ЖАК-ОТЕЦ. Я забираю свой чемодан! Я забираю свой чемо­дан! (Сыну.) Так, значит, твои наилучшие чувства уже не берут верх! Неслыханно! Слушай меня вни­мательно: у истины только два лица, но ее третья сторона намного лучше! Я сказал! С другой стороны, я этого ожидал.

РОБЕР-МАТЬ. Это досадно... Это досадно... но не настолько... если дело только в этом, все еще можно уладить!

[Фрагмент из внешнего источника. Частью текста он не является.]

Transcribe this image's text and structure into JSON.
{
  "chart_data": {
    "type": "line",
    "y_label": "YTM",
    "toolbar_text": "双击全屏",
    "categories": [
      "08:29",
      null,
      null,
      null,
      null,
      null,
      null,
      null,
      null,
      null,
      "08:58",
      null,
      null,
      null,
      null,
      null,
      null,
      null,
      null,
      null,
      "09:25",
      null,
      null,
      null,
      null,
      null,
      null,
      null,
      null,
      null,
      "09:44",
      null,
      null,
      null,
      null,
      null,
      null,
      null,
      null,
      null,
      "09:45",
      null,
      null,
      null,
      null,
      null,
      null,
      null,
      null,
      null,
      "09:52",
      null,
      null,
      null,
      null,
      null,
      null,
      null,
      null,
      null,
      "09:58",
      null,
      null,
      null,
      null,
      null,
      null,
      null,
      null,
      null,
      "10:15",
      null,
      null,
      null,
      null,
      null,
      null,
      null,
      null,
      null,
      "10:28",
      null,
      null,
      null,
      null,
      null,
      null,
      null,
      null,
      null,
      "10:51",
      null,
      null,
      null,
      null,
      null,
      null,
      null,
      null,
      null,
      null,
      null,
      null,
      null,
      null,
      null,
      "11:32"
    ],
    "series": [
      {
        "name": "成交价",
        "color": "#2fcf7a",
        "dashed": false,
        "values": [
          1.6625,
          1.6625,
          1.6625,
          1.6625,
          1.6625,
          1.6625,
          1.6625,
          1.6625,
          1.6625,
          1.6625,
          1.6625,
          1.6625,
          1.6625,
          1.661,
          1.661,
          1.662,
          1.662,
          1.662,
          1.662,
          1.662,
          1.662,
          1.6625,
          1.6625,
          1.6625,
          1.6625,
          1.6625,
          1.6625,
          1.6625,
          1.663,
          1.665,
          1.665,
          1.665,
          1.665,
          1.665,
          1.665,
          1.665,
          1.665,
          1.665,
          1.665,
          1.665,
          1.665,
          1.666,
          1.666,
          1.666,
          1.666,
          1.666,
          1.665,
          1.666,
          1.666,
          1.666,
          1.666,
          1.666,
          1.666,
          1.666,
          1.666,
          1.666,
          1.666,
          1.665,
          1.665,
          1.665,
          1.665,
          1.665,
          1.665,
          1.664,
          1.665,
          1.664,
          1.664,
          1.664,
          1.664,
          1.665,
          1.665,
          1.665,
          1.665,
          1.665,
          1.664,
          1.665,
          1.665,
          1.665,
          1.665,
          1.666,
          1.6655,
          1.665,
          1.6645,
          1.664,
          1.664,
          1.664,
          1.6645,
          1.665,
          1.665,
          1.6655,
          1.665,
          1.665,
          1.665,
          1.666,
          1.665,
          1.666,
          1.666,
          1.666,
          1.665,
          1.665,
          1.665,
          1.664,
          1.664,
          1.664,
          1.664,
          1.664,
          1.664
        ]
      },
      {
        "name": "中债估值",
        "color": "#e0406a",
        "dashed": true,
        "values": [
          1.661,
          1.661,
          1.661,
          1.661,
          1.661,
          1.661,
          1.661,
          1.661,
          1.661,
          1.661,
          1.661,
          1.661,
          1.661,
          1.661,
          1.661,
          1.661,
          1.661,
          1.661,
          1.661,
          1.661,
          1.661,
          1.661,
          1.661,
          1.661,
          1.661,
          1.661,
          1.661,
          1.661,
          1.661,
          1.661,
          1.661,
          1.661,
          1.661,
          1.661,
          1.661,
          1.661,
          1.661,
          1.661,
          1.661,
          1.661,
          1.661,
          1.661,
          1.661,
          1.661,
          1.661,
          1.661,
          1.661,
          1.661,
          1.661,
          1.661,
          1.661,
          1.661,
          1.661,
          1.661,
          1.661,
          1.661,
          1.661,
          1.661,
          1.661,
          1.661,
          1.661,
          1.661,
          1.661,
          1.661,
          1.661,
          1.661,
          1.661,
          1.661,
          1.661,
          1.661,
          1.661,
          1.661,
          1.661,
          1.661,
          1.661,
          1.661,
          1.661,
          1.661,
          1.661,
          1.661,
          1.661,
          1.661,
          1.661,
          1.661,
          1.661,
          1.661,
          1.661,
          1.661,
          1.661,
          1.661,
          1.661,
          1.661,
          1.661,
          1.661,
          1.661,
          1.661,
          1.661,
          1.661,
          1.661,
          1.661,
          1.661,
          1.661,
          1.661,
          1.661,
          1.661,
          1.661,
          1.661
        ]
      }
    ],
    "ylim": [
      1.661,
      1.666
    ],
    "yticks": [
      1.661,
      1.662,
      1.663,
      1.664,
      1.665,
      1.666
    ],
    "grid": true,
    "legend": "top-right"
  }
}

РОБЕР-ОТЕЦ (жизнерадостно). Пустяки, все порядке, да­мы-господа. (Хлопает по плечу недовольного Жака.) Мы предусмотрели такой случай. У нас есть в вашем распоряжении вторая единственная дочь. И у нее все три носа в полном составе.

РОБЕР-МАТЬ. Она трехзначная. Во всем к тому же. И для всего.

ЖАК-МАТЬ. А! Гора с плеч!.. это значит, что будущее детей... Браво, ты слышишь, Жак?

ЖАКЛИНА. Ты слышишь, душка-петрушка?

ЖАК-ОТЕЦ. Попробуем еще раз. Но я уже не очень-то в это верю. Если вы так настаиваете...

Он бросает на сына гневные взгляды.

ЖАК-МАТЬ. О, Гастон, не говори так. Я очень надеюсь. Все уладится.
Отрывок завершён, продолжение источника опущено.